Zu den Unternehmen, deren Produkte betroffen sind, gehört der Konzern GlaxoSmithKline. Der Hersteller teilte mit, man sei bereits im August 2009 über eine einzelne gefälschte Medikamentenpackung informiert worden. Die Charge sei zurückgerufen worden. Das Unternehmen habe Großhandel und Apotheken informiert. Auch Boehringer Ingelheim rief 2009 und 2010 Chargen zurück.

Eine Sprecherin von UN-Aids sagte in Genf, die Mitarbeiter des Programms der Vereinten Nationen zu der Immunschwächekrankheit hätten von den Fällen aus Deutschland noch nicht gehört. NDR Info meldete unterdessen, der Gesamtschaden der Betrugsfälle erreiche mindestens zweistellige Millionenhöhe.
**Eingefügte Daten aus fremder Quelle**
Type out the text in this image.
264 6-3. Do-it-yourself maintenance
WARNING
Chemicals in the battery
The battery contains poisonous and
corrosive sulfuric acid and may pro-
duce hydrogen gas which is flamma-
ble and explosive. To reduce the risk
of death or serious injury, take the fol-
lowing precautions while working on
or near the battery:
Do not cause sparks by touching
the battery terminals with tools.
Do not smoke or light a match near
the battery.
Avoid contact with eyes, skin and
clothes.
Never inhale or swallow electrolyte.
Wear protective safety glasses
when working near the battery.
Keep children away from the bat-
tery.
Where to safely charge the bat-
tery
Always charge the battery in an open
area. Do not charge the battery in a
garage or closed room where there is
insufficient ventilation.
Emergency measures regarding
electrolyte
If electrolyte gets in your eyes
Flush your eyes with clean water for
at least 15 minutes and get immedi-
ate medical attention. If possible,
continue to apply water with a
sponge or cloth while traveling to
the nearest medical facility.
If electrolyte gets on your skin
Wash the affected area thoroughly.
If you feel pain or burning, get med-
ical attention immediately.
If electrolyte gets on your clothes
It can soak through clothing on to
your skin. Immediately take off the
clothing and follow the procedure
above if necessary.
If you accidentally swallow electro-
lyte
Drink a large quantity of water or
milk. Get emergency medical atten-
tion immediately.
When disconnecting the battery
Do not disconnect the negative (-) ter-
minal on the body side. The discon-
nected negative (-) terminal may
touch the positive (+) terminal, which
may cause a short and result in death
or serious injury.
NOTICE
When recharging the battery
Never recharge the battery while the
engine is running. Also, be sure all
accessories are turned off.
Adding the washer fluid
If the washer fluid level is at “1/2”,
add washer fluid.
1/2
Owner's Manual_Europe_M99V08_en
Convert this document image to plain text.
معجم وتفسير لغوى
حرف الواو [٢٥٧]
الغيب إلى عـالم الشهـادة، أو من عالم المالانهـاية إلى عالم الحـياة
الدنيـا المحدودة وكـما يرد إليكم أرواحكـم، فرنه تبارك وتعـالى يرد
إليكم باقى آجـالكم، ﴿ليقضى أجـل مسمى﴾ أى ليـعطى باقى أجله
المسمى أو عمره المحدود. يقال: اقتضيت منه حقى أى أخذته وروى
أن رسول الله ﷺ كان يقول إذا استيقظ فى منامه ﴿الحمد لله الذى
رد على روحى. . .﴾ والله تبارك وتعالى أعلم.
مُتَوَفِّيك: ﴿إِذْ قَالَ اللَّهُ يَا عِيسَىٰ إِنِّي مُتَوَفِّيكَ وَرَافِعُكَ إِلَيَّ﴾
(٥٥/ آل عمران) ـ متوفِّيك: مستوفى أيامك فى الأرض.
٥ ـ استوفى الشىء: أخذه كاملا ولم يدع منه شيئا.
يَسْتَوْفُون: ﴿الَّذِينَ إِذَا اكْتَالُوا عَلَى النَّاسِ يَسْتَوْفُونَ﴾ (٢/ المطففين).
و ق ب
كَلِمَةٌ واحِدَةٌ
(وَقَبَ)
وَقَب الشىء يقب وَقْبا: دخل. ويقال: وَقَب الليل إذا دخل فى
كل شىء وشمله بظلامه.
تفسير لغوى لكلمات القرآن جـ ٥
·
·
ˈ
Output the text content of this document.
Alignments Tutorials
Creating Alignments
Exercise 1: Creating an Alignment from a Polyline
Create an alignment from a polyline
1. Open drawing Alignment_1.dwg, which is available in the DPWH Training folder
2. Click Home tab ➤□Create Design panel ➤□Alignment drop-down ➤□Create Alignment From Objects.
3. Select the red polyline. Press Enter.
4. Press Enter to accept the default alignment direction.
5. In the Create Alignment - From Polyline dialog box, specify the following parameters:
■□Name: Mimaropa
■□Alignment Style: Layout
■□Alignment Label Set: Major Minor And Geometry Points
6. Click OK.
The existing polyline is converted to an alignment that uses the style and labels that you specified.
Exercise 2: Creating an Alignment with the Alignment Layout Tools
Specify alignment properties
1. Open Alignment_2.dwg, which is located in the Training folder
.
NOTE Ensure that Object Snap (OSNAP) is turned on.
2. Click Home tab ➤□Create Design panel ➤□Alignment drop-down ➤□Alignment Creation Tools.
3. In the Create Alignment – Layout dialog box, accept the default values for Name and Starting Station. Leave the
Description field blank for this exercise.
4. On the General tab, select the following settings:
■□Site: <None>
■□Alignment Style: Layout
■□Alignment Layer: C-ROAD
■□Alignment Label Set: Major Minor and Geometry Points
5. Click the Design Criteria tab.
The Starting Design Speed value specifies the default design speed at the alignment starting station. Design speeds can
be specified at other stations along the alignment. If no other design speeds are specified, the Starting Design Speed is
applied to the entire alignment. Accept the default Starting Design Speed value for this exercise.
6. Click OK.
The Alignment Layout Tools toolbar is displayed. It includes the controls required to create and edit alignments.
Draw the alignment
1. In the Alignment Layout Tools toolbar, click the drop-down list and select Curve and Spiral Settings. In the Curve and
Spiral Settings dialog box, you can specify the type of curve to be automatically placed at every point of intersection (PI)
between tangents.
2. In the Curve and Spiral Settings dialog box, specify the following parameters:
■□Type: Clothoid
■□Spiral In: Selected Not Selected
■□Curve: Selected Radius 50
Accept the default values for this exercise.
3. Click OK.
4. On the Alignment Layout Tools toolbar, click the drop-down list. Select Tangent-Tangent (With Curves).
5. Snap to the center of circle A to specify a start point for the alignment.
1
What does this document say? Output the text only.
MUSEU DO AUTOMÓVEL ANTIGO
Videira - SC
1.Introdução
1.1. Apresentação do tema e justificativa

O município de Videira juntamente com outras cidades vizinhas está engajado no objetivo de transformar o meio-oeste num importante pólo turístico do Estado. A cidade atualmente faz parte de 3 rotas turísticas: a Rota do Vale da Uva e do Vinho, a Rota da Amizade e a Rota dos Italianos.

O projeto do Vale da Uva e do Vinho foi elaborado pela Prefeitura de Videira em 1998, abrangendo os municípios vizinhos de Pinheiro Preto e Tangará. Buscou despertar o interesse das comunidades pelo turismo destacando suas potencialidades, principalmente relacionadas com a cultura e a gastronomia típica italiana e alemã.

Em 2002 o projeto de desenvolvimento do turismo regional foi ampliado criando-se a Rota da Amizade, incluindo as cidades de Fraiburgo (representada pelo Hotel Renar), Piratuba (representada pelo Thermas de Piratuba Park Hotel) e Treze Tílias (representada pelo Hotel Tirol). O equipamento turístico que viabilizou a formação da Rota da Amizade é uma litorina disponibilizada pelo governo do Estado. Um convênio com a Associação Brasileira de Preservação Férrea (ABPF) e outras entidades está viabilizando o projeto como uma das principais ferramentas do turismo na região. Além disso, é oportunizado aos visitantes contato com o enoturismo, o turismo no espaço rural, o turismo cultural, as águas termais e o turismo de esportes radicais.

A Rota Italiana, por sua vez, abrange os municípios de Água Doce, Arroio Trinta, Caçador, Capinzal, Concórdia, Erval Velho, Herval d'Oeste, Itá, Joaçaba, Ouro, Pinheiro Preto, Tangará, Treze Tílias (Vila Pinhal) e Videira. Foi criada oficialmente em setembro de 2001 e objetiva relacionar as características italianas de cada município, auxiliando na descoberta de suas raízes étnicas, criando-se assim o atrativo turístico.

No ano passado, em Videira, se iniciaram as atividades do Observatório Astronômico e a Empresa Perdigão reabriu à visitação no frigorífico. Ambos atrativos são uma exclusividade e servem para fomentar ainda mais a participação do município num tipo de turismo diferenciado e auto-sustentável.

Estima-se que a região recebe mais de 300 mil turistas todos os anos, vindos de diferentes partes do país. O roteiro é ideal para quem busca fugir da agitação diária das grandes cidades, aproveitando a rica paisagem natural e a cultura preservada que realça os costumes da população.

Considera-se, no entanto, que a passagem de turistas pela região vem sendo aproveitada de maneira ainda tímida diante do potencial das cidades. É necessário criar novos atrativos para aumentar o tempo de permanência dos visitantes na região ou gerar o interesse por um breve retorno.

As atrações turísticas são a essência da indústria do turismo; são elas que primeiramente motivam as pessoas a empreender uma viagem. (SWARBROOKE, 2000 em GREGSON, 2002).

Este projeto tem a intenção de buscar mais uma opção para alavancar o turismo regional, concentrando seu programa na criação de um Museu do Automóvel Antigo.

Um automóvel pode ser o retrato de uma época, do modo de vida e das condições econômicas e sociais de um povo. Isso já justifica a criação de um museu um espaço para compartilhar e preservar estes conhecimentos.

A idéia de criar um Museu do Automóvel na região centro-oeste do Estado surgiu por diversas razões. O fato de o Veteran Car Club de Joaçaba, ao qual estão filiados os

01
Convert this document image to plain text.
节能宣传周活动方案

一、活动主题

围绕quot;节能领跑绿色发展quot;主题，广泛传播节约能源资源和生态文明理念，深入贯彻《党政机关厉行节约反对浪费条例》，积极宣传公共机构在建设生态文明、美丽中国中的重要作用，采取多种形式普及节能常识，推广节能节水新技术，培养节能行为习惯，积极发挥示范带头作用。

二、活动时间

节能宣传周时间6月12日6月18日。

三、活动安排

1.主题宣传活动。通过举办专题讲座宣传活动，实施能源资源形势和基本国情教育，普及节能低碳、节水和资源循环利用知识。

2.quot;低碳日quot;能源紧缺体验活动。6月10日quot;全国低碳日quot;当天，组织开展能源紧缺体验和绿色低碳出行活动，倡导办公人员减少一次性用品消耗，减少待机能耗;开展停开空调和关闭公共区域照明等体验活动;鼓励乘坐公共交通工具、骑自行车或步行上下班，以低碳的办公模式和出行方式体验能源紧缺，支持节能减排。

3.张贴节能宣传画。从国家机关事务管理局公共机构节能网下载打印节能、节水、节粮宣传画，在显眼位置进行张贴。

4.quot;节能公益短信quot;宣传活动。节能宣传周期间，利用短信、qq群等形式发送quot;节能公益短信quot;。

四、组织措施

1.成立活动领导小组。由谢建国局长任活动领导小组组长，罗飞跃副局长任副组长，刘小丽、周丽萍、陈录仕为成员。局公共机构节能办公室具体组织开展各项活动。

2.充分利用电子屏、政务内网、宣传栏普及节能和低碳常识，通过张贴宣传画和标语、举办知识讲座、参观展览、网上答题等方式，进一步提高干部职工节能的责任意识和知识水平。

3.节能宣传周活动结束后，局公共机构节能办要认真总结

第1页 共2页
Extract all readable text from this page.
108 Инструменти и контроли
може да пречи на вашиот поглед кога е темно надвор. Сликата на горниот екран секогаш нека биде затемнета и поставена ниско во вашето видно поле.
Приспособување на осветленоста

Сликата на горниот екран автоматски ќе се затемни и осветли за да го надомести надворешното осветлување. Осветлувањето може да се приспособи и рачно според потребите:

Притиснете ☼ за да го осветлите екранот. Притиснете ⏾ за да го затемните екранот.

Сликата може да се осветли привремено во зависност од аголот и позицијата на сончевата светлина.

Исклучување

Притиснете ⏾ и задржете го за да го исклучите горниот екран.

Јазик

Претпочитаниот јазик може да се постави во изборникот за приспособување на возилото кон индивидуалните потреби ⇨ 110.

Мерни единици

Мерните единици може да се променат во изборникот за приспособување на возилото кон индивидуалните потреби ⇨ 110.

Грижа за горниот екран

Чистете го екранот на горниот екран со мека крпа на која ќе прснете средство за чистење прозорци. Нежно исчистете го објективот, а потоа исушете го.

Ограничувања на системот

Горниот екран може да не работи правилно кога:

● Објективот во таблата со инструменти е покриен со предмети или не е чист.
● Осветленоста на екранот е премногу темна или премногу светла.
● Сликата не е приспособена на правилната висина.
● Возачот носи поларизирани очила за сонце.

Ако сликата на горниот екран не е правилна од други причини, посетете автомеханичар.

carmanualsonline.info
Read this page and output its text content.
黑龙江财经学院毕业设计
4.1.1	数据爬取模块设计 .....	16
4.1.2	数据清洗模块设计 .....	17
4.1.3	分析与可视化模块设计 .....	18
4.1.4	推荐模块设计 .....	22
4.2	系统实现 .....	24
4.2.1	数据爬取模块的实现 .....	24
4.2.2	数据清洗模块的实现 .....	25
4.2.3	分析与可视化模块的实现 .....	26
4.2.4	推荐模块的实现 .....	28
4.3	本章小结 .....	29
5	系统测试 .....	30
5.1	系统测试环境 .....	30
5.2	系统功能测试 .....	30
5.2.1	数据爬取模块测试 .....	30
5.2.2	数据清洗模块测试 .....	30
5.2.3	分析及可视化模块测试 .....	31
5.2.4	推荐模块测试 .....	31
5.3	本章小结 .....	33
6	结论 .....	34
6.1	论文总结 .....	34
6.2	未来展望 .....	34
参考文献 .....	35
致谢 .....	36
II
Die Ermittlungsverfahren dauern zum Teil schon länger an. Untersuchungen der Staatsanwaltschaft Trier waren Ende 2010 erstmals bekannt geworden. Das Flensburger Verfahren lag seit 2009 ursprünglich bei der Staatsanwaltschaft in Bremen, sei aber Mitte 2010 weitergegeben worden, sagte Meienburg. Das BKA wurde nach Angaben seiner Sprecherin wegen der Dimension der Fälle und wegen der Verbindungen ins Ausland eingeschaltet.